O ataque da semana passada não foi a primeira vez que ela foi vítima de injúria racial pelos próprios alunos. Em outra escola onde lecionava, por seguir o candomblé, ela foi dar aula um dia com roupas brancas. Um aluno fez uma foto dela e postou em uma rede social com a legenda: “Hoje vamos ter aula de vodu”.
Na ocasião, ela registrou boletim de ocorrência na polícia por intolerância religiosa e lembra que tentou reverter a situação “pelo diálogo informativo”. Dessa vez, a ida à delegacia foi incentivada pelos próprios estudantes. “Eles me pediram um posicionamento e queriam entender o que estava acontecendo”, disse a professora, que ganhou dos alunos um bolo de chocolate como uma forma de apoio.
“O racismo está presente em nosso país, mas é velado. O véu cai quando surge uma pessoa que defende essas atitudes, e as pessoas se mostram realmente como são”, diz ela, em referência ao atual momento político do país e ao candidato a presidente Jair Bolsonaro (PSL), com histórico de declarações ligadas ao preconceito e à intolerância.
Ela conta que é comum enfrentar resistência diante da temática racista até mesmo de alunos negros. “O preconceito racial é sempre negado.”
No dia seguinte às agressões, alunos procuraram a coordenação da escola para apontar adolescentes de 16 e 17 anos como suspeitos.
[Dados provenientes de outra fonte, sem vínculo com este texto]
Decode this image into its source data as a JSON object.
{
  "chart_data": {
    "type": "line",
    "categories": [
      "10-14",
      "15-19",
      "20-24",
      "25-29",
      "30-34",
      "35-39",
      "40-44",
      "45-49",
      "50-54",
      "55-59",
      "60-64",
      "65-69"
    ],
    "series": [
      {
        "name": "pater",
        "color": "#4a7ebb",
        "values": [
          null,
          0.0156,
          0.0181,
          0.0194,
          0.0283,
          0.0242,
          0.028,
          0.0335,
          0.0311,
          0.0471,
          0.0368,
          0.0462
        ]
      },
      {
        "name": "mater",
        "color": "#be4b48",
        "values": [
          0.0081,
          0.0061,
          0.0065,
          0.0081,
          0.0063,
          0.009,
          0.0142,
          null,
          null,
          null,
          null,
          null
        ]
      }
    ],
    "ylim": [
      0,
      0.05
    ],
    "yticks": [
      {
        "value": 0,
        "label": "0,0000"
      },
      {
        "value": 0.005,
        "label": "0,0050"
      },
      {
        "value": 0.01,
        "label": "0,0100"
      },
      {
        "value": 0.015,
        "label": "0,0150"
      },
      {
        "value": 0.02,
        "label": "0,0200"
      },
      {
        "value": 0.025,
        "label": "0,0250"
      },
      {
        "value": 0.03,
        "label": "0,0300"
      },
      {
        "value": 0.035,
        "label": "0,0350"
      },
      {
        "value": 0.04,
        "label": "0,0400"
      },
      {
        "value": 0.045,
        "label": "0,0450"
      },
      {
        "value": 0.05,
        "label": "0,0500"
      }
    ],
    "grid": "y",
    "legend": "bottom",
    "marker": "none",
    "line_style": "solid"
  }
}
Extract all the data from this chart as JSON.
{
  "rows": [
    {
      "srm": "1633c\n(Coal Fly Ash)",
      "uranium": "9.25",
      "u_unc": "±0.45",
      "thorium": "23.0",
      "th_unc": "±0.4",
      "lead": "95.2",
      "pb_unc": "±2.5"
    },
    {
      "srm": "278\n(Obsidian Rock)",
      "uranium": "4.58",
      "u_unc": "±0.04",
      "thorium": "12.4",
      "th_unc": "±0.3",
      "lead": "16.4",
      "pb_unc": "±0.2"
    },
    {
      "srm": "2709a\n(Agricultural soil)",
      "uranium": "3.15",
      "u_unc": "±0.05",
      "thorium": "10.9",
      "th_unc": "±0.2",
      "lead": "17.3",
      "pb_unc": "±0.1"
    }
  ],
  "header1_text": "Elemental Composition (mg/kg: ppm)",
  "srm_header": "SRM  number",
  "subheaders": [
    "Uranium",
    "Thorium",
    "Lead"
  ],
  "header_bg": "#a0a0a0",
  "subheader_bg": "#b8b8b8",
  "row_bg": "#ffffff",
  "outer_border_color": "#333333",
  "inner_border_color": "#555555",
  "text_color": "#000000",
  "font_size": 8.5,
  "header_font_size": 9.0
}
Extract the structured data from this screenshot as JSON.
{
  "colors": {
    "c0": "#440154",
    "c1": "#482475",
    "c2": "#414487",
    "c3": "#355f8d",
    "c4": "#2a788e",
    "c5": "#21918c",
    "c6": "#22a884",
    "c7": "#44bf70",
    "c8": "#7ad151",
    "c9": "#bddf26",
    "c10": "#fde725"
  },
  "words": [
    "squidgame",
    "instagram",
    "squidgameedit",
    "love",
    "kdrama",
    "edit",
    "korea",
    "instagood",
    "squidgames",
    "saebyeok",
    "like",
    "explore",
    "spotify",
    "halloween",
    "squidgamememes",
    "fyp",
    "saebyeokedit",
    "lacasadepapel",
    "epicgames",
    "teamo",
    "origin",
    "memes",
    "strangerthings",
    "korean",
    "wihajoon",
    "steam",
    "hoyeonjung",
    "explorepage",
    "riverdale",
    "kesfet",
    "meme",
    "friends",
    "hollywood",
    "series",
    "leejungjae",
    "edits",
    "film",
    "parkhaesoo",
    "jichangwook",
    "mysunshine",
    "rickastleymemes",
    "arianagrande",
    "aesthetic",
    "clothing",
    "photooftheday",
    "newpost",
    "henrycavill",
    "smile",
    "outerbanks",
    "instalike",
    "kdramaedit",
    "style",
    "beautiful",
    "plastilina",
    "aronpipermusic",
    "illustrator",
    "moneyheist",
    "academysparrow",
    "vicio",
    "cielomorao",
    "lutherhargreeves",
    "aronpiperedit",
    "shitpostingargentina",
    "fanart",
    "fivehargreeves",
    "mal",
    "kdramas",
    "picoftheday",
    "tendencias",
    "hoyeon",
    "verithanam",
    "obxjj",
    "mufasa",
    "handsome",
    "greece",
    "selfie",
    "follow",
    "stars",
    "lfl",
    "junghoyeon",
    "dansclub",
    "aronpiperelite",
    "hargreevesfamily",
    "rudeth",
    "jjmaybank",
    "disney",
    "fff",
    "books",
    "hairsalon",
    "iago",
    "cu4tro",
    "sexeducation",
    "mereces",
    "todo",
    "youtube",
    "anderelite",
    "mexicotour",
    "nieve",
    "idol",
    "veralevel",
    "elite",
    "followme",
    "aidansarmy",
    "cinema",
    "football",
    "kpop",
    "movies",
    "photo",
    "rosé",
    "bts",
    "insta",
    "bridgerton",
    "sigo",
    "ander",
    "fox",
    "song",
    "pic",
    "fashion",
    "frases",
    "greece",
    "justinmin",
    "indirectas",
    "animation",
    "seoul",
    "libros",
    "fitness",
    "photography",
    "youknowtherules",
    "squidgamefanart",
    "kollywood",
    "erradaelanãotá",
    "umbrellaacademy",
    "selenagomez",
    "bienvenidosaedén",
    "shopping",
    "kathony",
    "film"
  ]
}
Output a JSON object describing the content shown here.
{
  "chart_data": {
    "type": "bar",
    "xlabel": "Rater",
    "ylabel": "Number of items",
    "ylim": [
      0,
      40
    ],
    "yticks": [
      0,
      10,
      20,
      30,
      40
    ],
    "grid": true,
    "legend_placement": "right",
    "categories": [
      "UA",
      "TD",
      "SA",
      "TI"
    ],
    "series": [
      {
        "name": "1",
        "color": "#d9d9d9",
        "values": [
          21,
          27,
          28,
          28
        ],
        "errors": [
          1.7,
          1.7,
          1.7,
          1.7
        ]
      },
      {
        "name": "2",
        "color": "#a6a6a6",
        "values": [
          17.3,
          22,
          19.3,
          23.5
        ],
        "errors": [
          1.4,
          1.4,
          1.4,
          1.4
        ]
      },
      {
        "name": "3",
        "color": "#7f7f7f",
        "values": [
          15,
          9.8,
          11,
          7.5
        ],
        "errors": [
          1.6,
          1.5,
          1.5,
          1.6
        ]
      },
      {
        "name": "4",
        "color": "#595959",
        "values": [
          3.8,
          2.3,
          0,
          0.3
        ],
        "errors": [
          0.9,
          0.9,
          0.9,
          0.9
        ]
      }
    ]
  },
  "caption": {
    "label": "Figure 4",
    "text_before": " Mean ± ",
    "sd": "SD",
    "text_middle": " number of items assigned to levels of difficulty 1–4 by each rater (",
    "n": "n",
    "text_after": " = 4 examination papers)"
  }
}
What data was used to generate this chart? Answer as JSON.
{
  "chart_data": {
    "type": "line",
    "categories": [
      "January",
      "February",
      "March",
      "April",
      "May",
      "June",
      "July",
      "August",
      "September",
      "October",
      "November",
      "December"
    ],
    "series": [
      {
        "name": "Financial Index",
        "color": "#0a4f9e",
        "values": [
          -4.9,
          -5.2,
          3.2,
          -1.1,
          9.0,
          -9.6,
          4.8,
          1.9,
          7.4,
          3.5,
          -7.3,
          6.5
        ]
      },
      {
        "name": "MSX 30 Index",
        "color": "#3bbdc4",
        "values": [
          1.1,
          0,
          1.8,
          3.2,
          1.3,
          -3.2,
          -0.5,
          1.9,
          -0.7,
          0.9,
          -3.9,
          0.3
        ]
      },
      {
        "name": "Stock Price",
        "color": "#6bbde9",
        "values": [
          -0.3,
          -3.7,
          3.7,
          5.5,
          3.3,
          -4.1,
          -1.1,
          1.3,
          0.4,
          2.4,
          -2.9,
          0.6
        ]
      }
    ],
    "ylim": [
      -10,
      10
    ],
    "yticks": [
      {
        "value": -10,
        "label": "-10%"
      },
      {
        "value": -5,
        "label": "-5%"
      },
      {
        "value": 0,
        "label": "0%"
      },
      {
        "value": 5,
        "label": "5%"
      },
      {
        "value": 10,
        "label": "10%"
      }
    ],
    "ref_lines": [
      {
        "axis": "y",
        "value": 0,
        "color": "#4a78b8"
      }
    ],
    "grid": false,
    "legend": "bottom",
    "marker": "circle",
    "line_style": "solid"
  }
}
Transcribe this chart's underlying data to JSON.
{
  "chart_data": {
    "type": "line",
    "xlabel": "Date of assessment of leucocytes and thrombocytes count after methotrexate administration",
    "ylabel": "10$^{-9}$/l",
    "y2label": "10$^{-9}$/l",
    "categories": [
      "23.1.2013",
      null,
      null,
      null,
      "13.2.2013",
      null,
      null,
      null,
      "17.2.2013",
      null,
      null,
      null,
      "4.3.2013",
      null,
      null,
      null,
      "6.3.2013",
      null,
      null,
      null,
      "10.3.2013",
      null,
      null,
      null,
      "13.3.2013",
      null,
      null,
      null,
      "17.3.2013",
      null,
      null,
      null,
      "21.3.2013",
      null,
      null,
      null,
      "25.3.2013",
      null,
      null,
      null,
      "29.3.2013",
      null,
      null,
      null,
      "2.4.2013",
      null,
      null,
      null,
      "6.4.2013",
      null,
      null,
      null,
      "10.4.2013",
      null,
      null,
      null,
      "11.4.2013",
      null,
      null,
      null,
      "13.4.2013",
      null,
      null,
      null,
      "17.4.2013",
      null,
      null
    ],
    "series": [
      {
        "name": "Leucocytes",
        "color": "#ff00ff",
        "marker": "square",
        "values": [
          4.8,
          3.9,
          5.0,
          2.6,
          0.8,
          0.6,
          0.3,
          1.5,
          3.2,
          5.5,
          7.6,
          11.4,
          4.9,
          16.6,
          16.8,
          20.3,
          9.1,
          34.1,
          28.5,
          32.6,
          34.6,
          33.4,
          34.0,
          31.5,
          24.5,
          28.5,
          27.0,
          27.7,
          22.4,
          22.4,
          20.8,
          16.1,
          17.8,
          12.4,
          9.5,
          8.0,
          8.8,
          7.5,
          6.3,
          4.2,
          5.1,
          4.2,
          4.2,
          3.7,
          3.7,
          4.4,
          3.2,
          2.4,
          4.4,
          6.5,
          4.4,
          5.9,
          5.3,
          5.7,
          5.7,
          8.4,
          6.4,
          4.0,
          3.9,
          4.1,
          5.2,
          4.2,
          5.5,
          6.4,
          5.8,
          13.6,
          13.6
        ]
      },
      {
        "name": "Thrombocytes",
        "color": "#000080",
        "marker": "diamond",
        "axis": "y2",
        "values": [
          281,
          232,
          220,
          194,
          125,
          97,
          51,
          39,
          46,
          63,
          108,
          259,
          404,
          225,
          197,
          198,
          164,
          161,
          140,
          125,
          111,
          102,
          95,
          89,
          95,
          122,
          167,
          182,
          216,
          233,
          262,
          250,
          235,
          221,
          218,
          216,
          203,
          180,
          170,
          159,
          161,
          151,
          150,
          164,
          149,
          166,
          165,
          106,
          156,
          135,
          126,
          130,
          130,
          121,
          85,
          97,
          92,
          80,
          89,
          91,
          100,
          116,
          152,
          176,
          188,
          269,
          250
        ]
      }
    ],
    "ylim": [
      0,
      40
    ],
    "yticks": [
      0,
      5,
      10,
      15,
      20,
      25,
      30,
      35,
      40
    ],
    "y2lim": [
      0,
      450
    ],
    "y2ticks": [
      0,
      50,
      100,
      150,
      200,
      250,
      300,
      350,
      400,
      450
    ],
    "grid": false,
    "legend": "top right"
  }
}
De acordo com a Polícia Civil, um deles confessou o envolvimento. Os pais foram chamados na escola para uma conversa. O crime foi registrado como injúria racial e está sendo investigado pela Delegacia de Crimes Raciais e Delitos de Intolerância.
A direção da escola decidiu suspender as aulas naquele dia para organizar rodas de discussão sobre racismo. Odara só foi entrar de novo na sala marcada pela agressão nesta quarta-feira (10), para aplicar uma prova. “Eu fingi que nada tinha acontecido e eles também. Sobrevivemos a 50 minutos dentro daquela sala.”
Odara lembra que desde o ano passado tem presenciado atitudes agressivas em sala com mais frequência, principalmente endereçadas a gays e mulheres. Diante disso, a professora diz que tem se reunido com outros docentes para traçar estratégias de enfrentamento. “A palavra empoderamento pode ter virado um clichê, mas é muito importante poder falar, denunciar e agir.”